Product pricing in the online world is one of the trickiest things to nail down, as prices fluctuate dramatically as retailers seek to gain advantages and balance themselves against the market. However, there are two basic models that are used by online retailers. First, the most common practice is simply using static prices with occasional discounts to entice customers. This is a tried-and-true model that everyone relates to. The second and less common practice involves dynamic competitive pricing. This is less common, but Amazon’s successful use of the technique is driving other retailers to adopt the same strategy to win over price-conscious customers.
Reward programs are also a major part of online retail, just as they are in brick-and-mortar stores. The online factor allows for much more targeted and personalized rewards and promotions, however, as online retail has the obvious benefit of creating a database of customer purchase history and browsing habits. Be sure to dynamically segment your customer list based on interest and send out specialized promotions.
Finally, we come to the biggest issue that online retailers face: shipping fees. Shopping cart abandonment is often highest at checkout, and one of the main reasons for this is ‘shipping shock’. Fortunately, there are a number of ways around this problem:
- Amazon has debuted a new service called ‘Prime’, where customers pay a yearly fee to receive free shipping
- Offer free shipping after a minimum order size (typically set just above your average order size)

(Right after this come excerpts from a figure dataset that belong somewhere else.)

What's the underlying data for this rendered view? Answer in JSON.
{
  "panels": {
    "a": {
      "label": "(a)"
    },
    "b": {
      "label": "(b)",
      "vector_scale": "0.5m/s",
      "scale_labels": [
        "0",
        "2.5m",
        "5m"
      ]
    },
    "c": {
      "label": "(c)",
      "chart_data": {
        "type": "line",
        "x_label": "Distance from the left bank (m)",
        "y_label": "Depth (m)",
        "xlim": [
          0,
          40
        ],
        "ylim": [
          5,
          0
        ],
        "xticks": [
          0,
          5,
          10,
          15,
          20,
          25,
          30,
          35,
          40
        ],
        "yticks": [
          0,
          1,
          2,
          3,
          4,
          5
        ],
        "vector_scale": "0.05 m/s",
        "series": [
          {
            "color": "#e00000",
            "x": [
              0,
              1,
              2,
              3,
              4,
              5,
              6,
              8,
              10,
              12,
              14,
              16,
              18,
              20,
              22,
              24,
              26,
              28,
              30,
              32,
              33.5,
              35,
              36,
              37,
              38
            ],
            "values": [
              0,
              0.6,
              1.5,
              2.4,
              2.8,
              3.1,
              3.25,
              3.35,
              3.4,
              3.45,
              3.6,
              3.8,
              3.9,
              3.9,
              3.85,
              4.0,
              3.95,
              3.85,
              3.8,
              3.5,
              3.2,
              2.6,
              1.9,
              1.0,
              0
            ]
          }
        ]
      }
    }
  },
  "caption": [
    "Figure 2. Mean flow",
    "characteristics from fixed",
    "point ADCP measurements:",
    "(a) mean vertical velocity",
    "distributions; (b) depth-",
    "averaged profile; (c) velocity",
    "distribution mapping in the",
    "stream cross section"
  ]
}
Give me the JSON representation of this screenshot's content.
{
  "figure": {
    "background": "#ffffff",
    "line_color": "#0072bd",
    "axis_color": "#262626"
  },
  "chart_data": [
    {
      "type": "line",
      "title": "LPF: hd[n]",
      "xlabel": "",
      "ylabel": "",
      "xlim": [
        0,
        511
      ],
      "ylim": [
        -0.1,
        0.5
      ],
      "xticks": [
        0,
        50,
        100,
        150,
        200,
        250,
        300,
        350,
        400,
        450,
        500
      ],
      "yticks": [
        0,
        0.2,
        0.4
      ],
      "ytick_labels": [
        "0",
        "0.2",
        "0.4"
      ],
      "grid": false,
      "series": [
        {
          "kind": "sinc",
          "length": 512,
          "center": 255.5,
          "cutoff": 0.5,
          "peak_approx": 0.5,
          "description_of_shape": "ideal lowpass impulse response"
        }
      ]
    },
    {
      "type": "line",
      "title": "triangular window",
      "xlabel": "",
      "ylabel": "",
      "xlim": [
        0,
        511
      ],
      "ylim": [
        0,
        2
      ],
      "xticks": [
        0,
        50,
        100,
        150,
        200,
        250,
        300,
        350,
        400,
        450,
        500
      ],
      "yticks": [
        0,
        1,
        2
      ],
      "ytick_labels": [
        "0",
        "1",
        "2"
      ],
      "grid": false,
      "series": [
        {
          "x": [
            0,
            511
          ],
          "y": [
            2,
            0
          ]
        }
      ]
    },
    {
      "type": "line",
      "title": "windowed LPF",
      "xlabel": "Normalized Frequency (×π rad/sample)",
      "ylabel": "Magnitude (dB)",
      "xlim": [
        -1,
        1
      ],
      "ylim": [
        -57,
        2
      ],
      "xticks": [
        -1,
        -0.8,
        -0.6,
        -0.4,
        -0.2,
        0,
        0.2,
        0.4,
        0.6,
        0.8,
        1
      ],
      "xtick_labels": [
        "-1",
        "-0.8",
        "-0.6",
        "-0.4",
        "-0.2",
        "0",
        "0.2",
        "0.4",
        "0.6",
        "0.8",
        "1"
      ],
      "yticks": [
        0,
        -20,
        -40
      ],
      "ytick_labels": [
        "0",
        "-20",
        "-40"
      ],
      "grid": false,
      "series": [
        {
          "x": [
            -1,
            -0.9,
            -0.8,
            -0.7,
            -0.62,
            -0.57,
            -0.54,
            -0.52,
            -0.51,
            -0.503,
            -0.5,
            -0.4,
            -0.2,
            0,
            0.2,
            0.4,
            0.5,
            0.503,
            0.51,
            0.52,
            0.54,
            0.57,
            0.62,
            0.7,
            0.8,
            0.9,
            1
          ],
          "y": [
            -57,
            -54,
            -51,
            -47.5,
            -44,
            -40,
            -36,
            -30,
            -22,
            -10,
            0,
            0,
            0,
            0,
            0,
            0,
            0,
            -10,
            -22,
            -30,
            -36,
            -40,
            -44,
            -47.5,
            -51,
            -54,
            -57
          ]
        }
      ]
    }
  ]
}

- Free shipping is one of the most expensive solutions, but depending on your product, it can be a major sales driver
- Flat fees are another more common option, and again, depending on your product, this can be a great benefit to the business (even to the point of making a profit on shipping).
However, for the busy pricing manager, remember the bottom line: your pricing strategy should align with the overall goals and structure of your business. What works well for some companies may not be advantageous for you. Be sure to take the time to get it right, as pricing can make or break your business.